The Case of the Velvet Claws
Tags: crime-fiction, detective-fiction,
Perry Mason makes his first appearance in The Case of the Velvet Claws. The book begins with a Mrs. Eva Griffin approaching Mason for a favor. She’d been out on a date the night before with a man who wasn’t her husband. The police showed up to investigate a robbery at the hotel where said date occurred, and they took statements from witnesses.
Eva Griffin’s date was a powerful local politician, powerful enough to get the police to exclude his name from the witness list. A local gossip paper, however, knows he was there and they’re going to publish the story, which will ultimately expose Eva’s infidelity to her husband.

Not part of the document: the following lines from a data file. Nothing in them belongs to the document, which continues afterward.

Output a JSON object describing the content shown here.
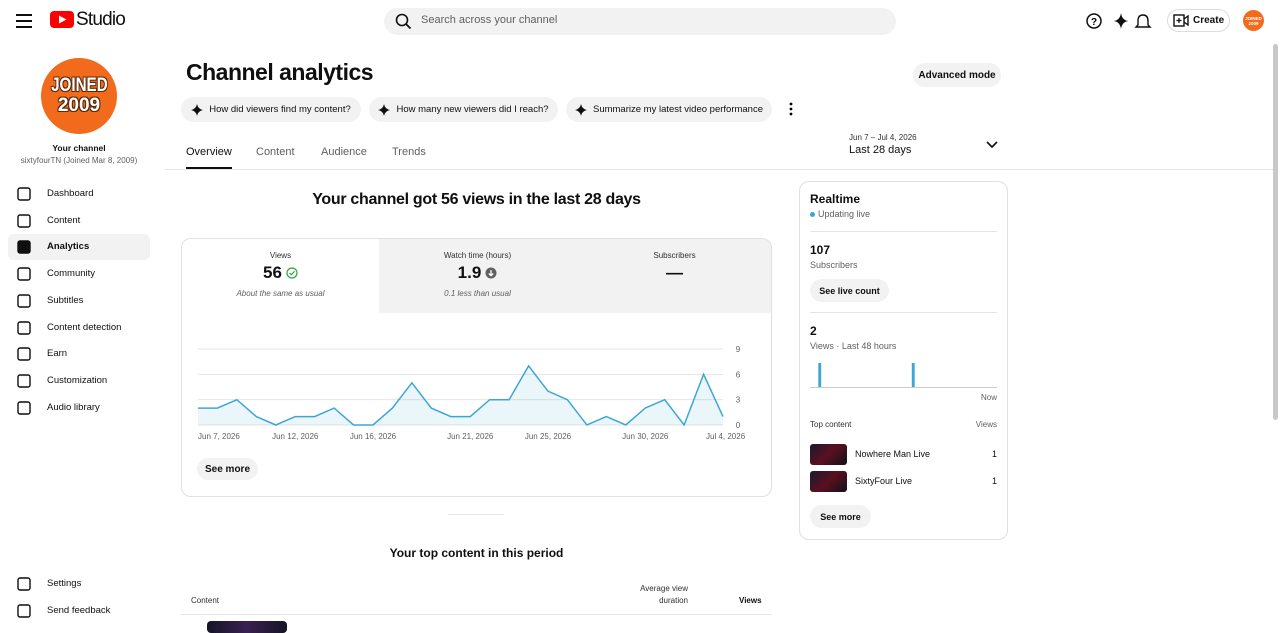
{
  "header": {
    "brand": "Studio",
    "search_placeholder": "Search across your channel",
    "create": "Create",
    "avatar": [
      "JOINED",
      "2009"
    ]
  },
  "sidebar": {
    "channel_label": "Your channel",
    "channel_name": "sixtyfourTN (Joined Mar 8, 2009)",
    "nav": [
      "Dashboard",
      "Content",
      "Analytics",
      "Community",
      "Subtitles",
      "Content detection",
      "Earn",
      "Customization",
      "Audio library"
    ],
    "active": 2,
    "footer_nav": [
      "Settings",
      "Send feedback"
    ]
  },
  "page": {
    "title": "Channel analytics",
    "advanced_mode": "Advanced mode",
    "suggestions": [
      "How did viewers find my content?",
      "How many new viewers did I reach?",
      "Summarize my latest video performance"
    ],
    "tabs": [
      "Overview",
      "Content",
      "Audience",
      "Trends"
    ],
    "active_tab": 0,
    "date_range": "Jun 7 – Jul 4, 2026",
    "period": "Last 28 days",
    "headline": "Your channel got 56 views in the last 28 days",
    "metrics": [
      {
        "label": "Views",
        "value": 56,
        "note": "About the same as usual"
      },
      {
        "label": "Watch time (hours)",
        "value": 1.9,
        "note": "0.1 less than usual"
      },
      {
        "label": "Subscribers",
        "value": "—"
      }
    ],
    "selected_metric": 0,
    "see_more": "See more",
    "top_content_title": "Your top content in this period",
    "table_headers": [
      "Content",
      "Average view duration",
      "Views"
    ]
  },
  "realtime": {
    "title": "Realtime",
    "status": "Updating live",
    "subscribers": 107,
    "subscribers_label": "Subscribers",
    "live_count": "See live count",
    "views": 2,
    "views_label": "Views · Last 48 hours",
    "top_content_label": "Top content",
    "views_header": "Views",
    "items": [
      {
        "title": "Nowhere Man Live",
        "views": 1
      },
      {
        "title": "SixtyFour Live",
        "views": 1
      }
    ],
    "see_more": "See more"
  },
  "chart_data": [
    {
      "type": "line",
      "color": "#3ea6d6",
      "x": [
        "Jun 7, 2026",
        "Jun 8, 2026",
        "Jun 9, 2026",
        "Jun 10, 2026",
        "Jun 11, 2026",
        "Jun 12, 2026",
        "Jun 13, 2026",
        "Jun 14, 2026",
        "Jun 15, 2026",
        "Jun 16, 2026",
        "Jun 17, 2026",
        "Jun 18, 2026",
        "Jun 19, 2026",
        "Jun 20, 2026",
        "Jun 21, 2026",
        "Jun 22, 2026",
        "Jun 23, 2026",
        "Jun 24, 2026",
        "Jun 25, 2026",
        "Jun 26, 2026",
        "Jun 27, 2026",
        "Jun 28, 2026",
        "Jun 29, 2026",
        "Jun 30, 2026",
        "Jul 1, 2026",
        "Jul 2, 2026",
        "Jul 3, 2026",
        "Jul 4, 2026"
      ],
      "values": [
        2,
        2,
        3,
        1,
        0,
        1,
        1,
        2,
        0,
        0,
        2,
        5,
        2,
        1,
        1,
        3,
        3,
        7,
        4,
        3,
        0,
        1,
        0,
        2,
        3,
        0,
        6,
        1
      ],
      "xticks": [
        "Jun 7, 2026",
        "Jun 12, 2026",
        "Jun 16, 2026",
        "Jun 21, 2026",
        "Jun 25, 2026",
        "Jun 30, 2026",
        "Jul 4, 2026"
      ],
      "ylim": [
        0,
        9
      ],
      "yticks": [
        0,
        3,
        6,
        9
      ],
      "grid": true
    },
    {
      "type": "bar",
      "color": "#3ea6d6",
      "categories": [
        null,
        null,
        null,
        null,
        null,
        null,
        null,
        null,
        null,
        null,
        null,
        null,
        null,
        null,
        null,
        null,
        null,
        null,
        null,
        null,
        null,
        null,
        null,
        null,
        null,
        null,
        null,
        null,
        null,
        null,
        null,
        null,
        null,
        null,
        null,
        null,
        null,
        null,
        null,
        null,
        null,
        null,
        null,
        null,
        null,
        null,
        null,
        "Now"
      ],
      "values": [
        0,
        0,
        1,
        0,
        0,
        0,
        0,
        0,
        0,
        0,
        0,
        0,
        0,
        0,
        0,
        0,
        0,
        0,
        0,
        0,
        0,
        0,
        0,
        0,
        0,
        0,
        1,
        0,
        0,
        0,
        0,
        0,
        0,
        0,
        0,
        0,
        0,
        0,
        0,
        0,
        0,
        0,
        0,
        0,
        0,
        0,
        0,
        0
      ],
      "ylim": [
        0,
        1
      ]
    }
  ]
}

Eva Griffin wants Perry Mason to stop the story from being published. Mason is familiar with the paper and its mode of operation. It’s a thinly veiled extortion racket that makes its profit by digging up dirt on the rich and powerful and then collecting huge fees to suppress damaging stories.
So the setup here is simple enough. Rich woman hires lawyer to sound out the extortionists, see how much they want, and then broker a deal.
Only Perry Mason does not like extortionists, and isn’t willing to pay them off even when his client is. In addition, both Mason and his secretary, Della Street, sense there’s something deeper to this woman’s request. She seems more scared than she should be. And Mason soon discovers that Griffin isn’t her real name.
Though nominally an attorney, Mason’s role in this novel is more of an investigator, and he’s a hard-boiled one at that. This Perry Mason is nothing like the well-mannered TV character making shrewd courtroom arguments in his respectable tailored suit.
He’s a lot closer to Dashiell Hammet’s Sam Spade, always in the thick of the action, lying when necessary to trick criminals into betraying each other, and using his fists when all else fails.
Like Hammett’s detective, Mason seems to know all the right people, including which cops and other detectives can lend a hand in his investigation, who owns the pawn shop, who to talk to at the local paper, and more.
Like Hammett’s novels, The Case of the Velvet Claws moves rapidly. All the action unfolds in forty-eight hours or so, and the plot twists everywhere. One of the biggest twists comes early on, when Mason accidentally discovers who his client really is, and what she’s so scared of.
That twist, which might have been the highlight of a contemporary mystery, is only the beginning. The further Mason digs into the case, the deeper he finds himself in a nest of trouble with some very hard-nosed, ruthless characters.
And while Mason is a match for all of them, his biggest risk may come from his client. She lies constantly, and her sole concern is her own survival. The case evolves from simple blackmail to murder, and Mason finds himself maneuvered into a position where he’s a plausible suspect. Worse still, his unreliable client may become the witness who fingers him as the killer.
There’s no lack of action or intrigue in this one. On one side, he’s trying to out-blackmail the blackmailers, while on the other, he’s trying to keep the police from arresting him. And all the while, he’s trying to be loyal to a double-crossing client who may not deserve his loyalty.
It’s an ambitious plot that only an excellent writer can pull off. Gardner does it, and he does it very much in the fashion of Hammett, who always seems to keep the reader a step behind the detective, panting and eager to catch up.
According to the postscript, this book sold forty-eight million copies during its first fifteen years in print. I can see why. Hammett’s new style of writing caused a sensation just a few years earlier. His books were bestsellers, but the violence in some of them, particularly Red Harvest, was over the top.
In this book, Gardner produced a compelling Hammett novel without the gore. I haven’t read the other eighty or so books in the series (yes, eighty!), but I wonder how Mason morphed from the ruthless hard-boiled character of 1933 to the tame, advertiser-approved TV character of the nineteen fifties and sixties.
Like Margaret Millar, Gardner was a star in his day, and regularly topped the bestseller lists. It’s a shame this book isn’t currently in print in paperback. I think it would have a wider readership among classic crime fans if more people knew about it.
If you like old-school crime novels, unflagging action, and a story that will keep you guessing, this one’s for you.